Many of us in the renewable energy business began our careers elsewhere – as architects, builders, engineers, researchers, and investors who recognized opportunities for growth in the renewable energy field and wanted to get in on the ground floor. Others began as entrepreneurs, tinkering in their basements or garages on Sunday afternoons. Our education was on-the-job, not in the classroom. But now that the field is more firmly established, formal education in renewable energy is sorely needed.

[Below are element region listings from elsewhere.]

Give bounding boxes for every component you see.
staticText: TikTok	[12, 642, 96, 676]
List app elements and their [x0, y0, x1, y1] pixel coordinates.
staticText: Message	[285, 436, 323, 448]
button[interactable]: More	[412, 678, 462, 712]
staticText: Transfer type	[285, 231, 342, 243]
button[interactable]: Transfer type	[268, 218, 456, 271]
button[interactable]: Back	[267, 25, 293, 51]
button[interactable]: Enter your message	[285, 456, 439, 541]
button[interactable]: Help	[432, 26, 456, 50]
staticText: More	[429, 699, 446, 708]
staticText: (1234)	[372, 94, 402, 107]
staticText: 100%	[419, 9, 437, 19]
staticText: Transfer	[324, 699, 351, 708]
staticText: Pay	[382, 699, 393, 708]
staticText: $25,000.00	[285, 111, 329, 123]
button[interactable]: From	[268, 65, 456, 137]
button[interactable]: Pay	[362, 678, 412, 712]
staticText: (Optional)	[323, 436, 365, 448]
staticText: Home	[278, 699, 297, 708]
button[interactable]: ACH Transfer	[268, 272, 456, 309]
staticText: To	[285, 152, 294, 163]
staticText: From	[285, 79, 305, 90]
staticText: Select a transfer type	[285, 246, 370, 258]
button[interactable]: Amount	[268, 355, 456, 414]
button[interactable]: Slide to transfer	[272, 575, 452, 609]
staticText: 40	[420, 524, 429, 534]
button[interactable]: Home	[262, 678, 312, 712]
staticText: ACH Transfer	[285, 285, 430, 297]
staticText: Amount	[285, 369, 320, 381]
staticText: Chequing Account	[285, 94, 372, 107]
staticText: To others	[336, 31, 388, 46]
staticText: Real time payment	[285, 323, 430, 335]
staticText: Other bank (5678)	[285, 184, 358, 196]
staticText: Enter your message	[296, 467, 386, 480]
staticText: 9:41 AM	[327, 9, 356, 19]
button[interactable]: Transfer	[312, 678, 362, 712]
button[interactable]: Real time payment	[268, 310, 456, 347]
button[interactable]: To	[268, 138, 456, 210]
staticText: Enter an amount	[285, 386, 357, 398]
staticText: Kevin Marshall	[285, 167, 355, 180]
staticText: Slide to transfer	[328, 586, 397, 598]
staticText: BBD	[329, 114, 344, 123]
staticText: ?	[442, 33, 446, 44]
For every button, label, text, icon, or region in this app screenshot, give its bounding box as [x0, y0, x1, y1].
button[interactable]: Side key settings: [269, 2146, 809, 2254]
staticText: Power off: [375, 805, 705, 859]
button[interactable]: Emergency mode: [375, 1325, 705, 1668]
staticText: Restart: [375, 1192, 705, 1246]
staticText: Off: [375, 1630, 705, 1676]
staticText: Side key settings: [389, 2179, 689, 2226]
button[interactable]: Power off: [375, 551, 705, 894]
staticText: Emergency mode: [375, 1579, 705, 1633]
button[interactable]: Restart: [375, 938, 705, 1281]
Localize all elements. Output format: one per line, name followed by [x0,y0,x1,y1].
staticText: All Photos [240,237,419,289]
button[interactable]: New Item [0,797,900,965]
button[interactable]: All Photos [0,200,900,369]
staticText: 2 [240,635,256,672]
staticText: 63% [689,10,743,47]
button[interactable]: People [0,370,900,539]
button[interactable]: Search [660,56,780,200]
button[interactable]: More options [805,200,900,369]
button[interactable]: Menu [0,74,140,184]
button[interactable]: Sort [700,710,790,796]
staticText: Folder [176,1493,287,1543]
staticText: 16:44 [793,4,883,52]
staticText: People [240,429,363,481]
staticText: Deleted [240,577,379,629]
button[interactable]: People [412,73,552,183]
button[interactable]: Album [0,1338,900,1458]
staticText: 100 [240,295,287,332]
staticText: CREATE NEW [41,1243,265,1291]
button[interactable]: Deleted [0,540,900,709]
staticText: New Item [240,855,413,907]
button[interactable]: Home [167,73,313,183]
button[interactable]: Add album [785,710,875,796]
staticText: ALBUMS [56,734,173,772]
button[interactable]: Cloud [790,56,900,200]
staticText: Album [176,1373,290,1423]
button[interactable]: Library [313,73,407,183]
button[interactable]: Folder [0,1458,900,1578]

Colleges and universities are beginning to meet this challenge by incorporating renewable energy coursework into their curricula and degree programs, and several MBA schools have even developed a renewable energy specialization. There are also many related programs at community colleges and trade schools, including courses covering green building design and photovoltaic panel installation.
Businesses are getting involved too, by sponsoring student internships and by sharing their expertise with local educational institutions. As a professor at a major US research university, my students and I recently had the opportunity to visit one such business, the Proximity Hotel in Greensboro, North Carolina.
The Proximity is possibly the greenest hotel in the US, if not the world. It was the first US hotel to earn the Leadership in Energy and Environmental Design organization’s highest Platinum rating, and its accomplishments are impressive: a 40 percent reduction in energy costs compared with other hotels of the same size, 30 percent less water use, and 100 percent recovery of its energy efficiency investment costs in less than two years. (In just the first year, the 7,000 USD spent on water saving products during construction was more than offset by a 13,000 USD reduction in water utility costs.)
Convinced that a green hotel could be both comfortable and profitable, the developers included a wide range of innovative design features and state-of-the-art technologies. (See a detailed list by clicking here.) Impressed by the hotel’s accomplishments, President Obama selected the Proximity as his home base during a recent visit to central North Carolina.
The technology in use at the hotel is impressive, but there were other, more important, lessons for my students. Perhaps the most important lesson was that running a green business isn’t just about protecting the environment and preserving our natural resources; being green also makes good business sense. In this regard, the hotel is a huge success, with a steady stream of guests, weddings, business meetings, and other events.
Another important lesson for my students was that green, energy-efficient buildings can also be eminently comfortable, thanks to their big windows, natural lighting, and fresh air. Also, many clients feel good about frequenting a business that puts a premium on environmental stewardship.
Students at North Carolina A&T State University
Businesses like the Proximity have been reaching out to their communities, helping educate students and the public about renewable energy and green buildings. The visionaries who conceived of the Proximity’s business model got it just right – green is not only good for the environment, it’s good business too!